Tokens, Please: Comparing OpenID Connect with Video Game “Papers, Please”
toddtee.shSurprise ending: a favorable review of OpenID. With the introduction of a dystopian video game and the description of confusing, tortuous rules, I never expected this to be a sub rosa advertisement for OpenID's simple, flexible, and versatile authentication!! So, tie me to the rack and poke me with the soft cushions.
if OpenID stops at embracing webauthn and making it a common login method, allowing people to use their own separate webauthn implementations, that's fantastic. they can make it easy mode for normal users, while letting companies and security conscious individuals use whatever webauthn client they want.
Those two are fundamentally/conceptually incompatible, aren't they? Webauthn is about user having ownership of their own identity (as proven by them holding the keypair(s)), while OpenID (and OpenID Connect) is about identity never being owned but always provided by a third party (even if this third party is technically the same person).
I'm not sure. I remember looking at OpenId when it was announced, and the rabbit hole I ran down made me think it was built on webauthn in some fashion, as a set of providers or something.
If that's not the case, that is very unfortunate. I veered into reading the webauthn spec for a bit then and found I largely liked what I found there.
Some complexity from trying to define how to handle people lugging around shareable keys on their phones and similar in the spec, but overall I liked it. I found it all very reasonable.
It’s not built on WebAuthn but it could work with it. WebAuthn is essentially just an alternative to typing in your password.
>WebAuthn is essentially just an alternative to typing in your password.
I had thought it was the key confirmation used by openid and that openid was more of an industry keying system backend and push for webauthn on websites. Apparently I need to reread it.

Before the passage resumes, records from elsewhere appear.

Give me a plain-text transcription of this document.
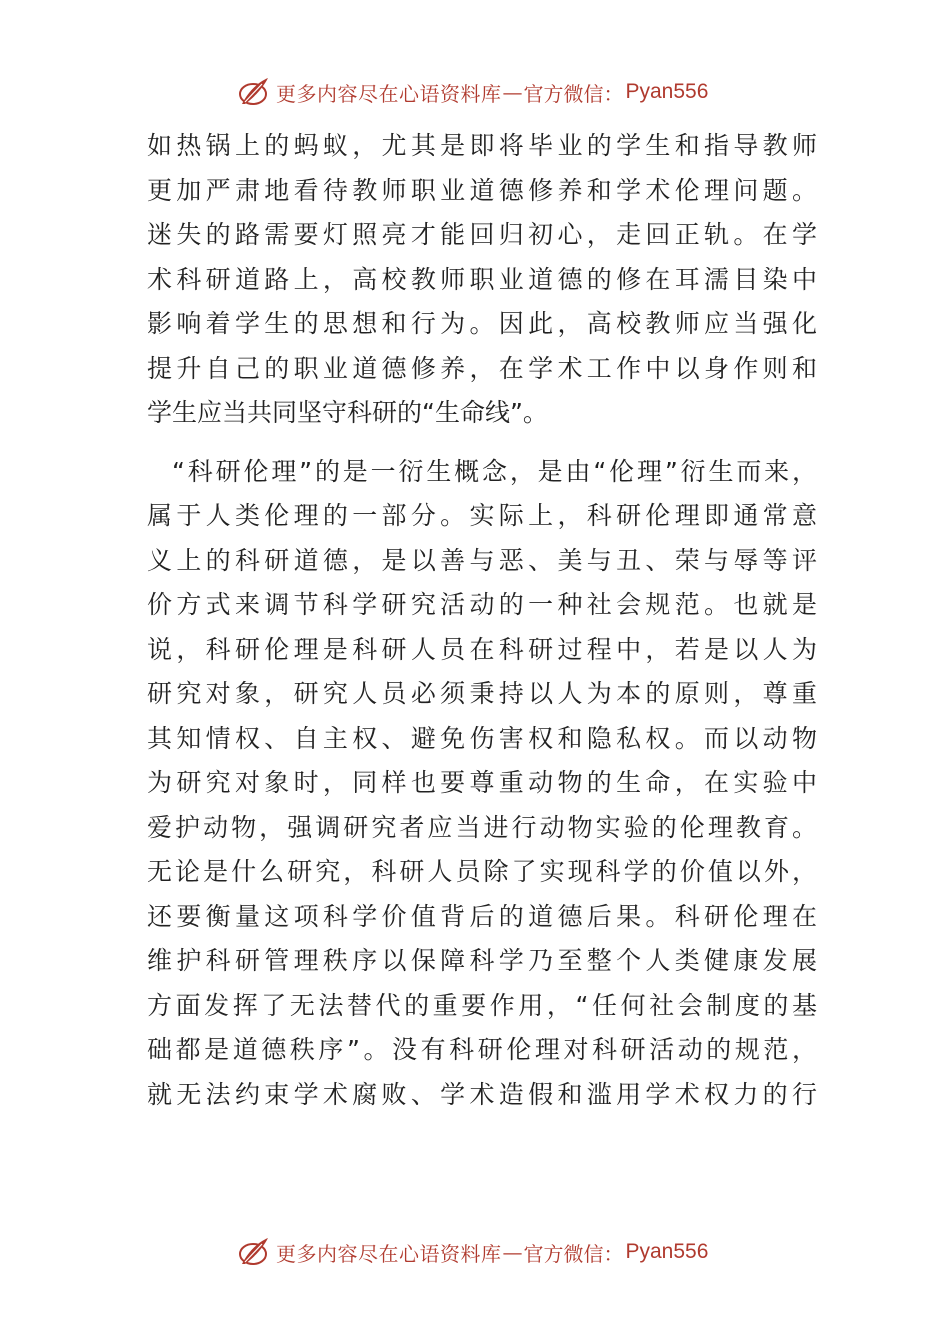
更多内容尽在心语资料库 — 官方微信： Pyan556
如热锅上的蚂蚁，尤其是即将毕业的学生和指导教师
更加严肃地看待教师职业道德修养和学术伦理问题。
迷失的路需要灯照亮才能回归初心，走回正轨。在学
术科研道路上，高校教师职业道德的修在耳濡目染中
影响着学生的思想和行为。因此，高校教师应当强化
提升自己的职业道德修养，在学术工作中以身作则和
学生应当共同坚守科研的“生命线”。
“科研伦理”的是一衍生概念，是由“伦理”衍生而来，
属于人类伦理的一部分。实际上，科研伦理即通常意
义上的科研道德，是以善与恶、美与丑、荣与辱等评
价方式来调节科学研究活动的一种社会规范。也就是
说，科研伦理是科研人员在科研过程中，若是以人为
研究对象，研究人员必须秉持以人为本的原则，尊重
其知情权、自主权、避免伤害权和隐私权。而以动物
为研究对象时，同样也要尊重动物的生命，在实验中
爱护动物，强调研究者应当进行动物实验的伦理教育。
无论是什么研究，科研人员除了实现科学的价值以外，
还要衡量这项科学价值背后的道德后果。科研伦理在
维护科研管理秩序以保障科学乃至整个人类健康发展
方面发挥了无法替代的重要作用，“任何社会制度的基
础都是道德秩序”。没有科研伦理对科研活动的规范，
就无法约束学术腐败、学术造假和滥用学术权力的行
更多内容尽在心语资料库 — 官方微信： Pyan556
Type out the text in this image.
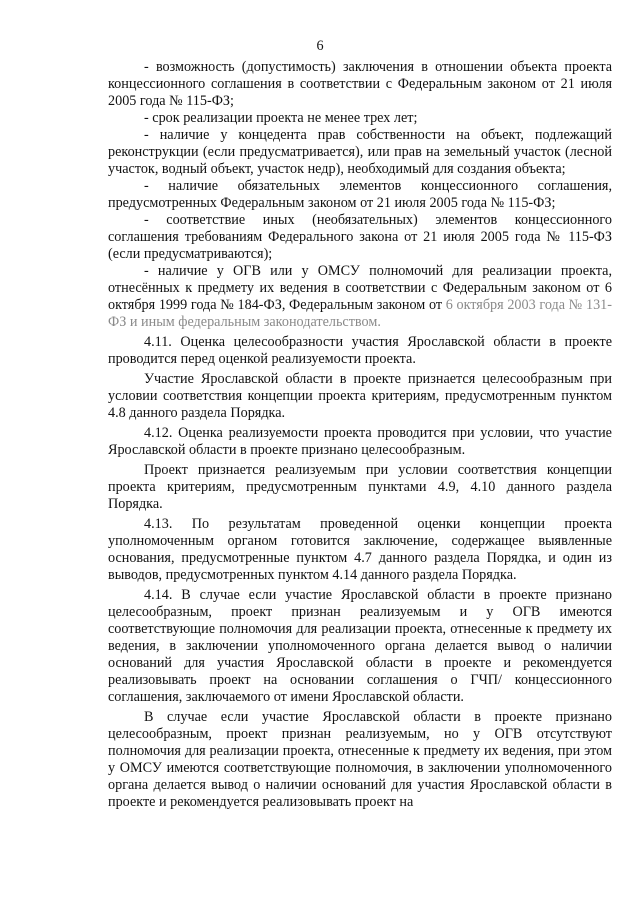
6

- возможность (допустимость) заключения в отношении объекта проекта концессионного соглашения в соответствии с Федеральным законом от 21 июля 2005 года № 115-ФЗ;

- срок реализации проекта не менее трех лет;

- наличие у концедента прав собственности на объект, подлежащий реконструкции (если предусматривается), или прав на земельный участок (лесной участок, водный объект, участок недр), необходимый для создания объекта;

- наличие обязательных элементов концессионного соглашения, предусмотренных Федеральным законом от 21 июля 2005 года № 115-ФЗ;

- соответствие иных (необязательных) элементов концессионного соглашения требованиям Федерального закона от 21 июля 2005 года № 115-ФЗ (если предусматриваются);

- наличие у ОГВ или у ОМСУ полномочий для реализации проекта, отнесённых к предмету их ведения в соответствии с Федеральным законом от 6 октября 1999 года № 184-ФЗ, Федеральным законом от 6 октября 2003 года № 131-ФЗ и иным федеральным законодательством.

4.11. Оценка целесообразности участия Ярославской области в проекте проводится перед оценкой реализуемости проекта.

Участие Ярославской области в проекте признается целесообразным при условии соответствия концепции проекта критериям, предусмотренным пунктом 4.8 данного раздела Порядка.

4.12. Оценка реализуемости проекта проводится при условии, что участие Ярославской области в проекте признано целесообразным.

Проект признается реализуемым при условии соответствия концепции проекта критериям, предусмотренным пунктами 4.9, 4.10 данного раздела Порядка.

4.13. По результатам проведенной оценки концепции проекта уполномоченным органом готовится заключение, содержащее выявленные основания, предусмотренные пунктом 4.7 данного раздела Порядка, и один из выводов, предусмотренных пунктом 4.14 данного раздела Порядка.

4.14. В случае если участие Ярославской области в проекте признано целесообразным, проект признан реализуемым и у ОГВ имеются соответствующие полномочия для реализации проекта, отнесенные к предмету их ведения, в заключении уполномоченного органа делается вывод о наличии оснований для участия Ярославской области в проекте и рекомендуется реализовывать проект на основании соглашения о ГЧП/ концессионного соглашения, заключаемого от имени Ярославской области.

В случае если участие Ярославской области в проекте признано целесообразным, проект признан реализуемым, но у ОГВ отсутствуют полномочия для реализации проекта, отнесенные к предмету их ведения, при этом у ОМСУ имеются соответствующие полномочия, в заключении уполномоченного органа делается вывод о наличии оснований для участия Ярославской области в проекте и рекомендуется реализовывать проект на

webauthn removes all secret information on the company side, making company password database breaches a thing of the past. "Oh no, you stole a public key specific to this website that you can't even use to log into the site you stole it from because you need the private key to do that"
> sub rosa
Been reading Gray Man books?
It's a normal word. https://en.wiktionary.org/wiki/sub_rosa
Interesting, never heard of this before.
A bit disappointed this wasn’t a new game where you play as an AI examining tokens to authenticate and authorize requests.
One thing to mention about this is the integration breaks when GitHub updates their SSL certificate and the thumbprint changes. It's a simple fix to update the thumbprint in AWS IAM, but something that bites you yearly. So if you can't get credentials about a month before November 7, 2023, check the thumbprint.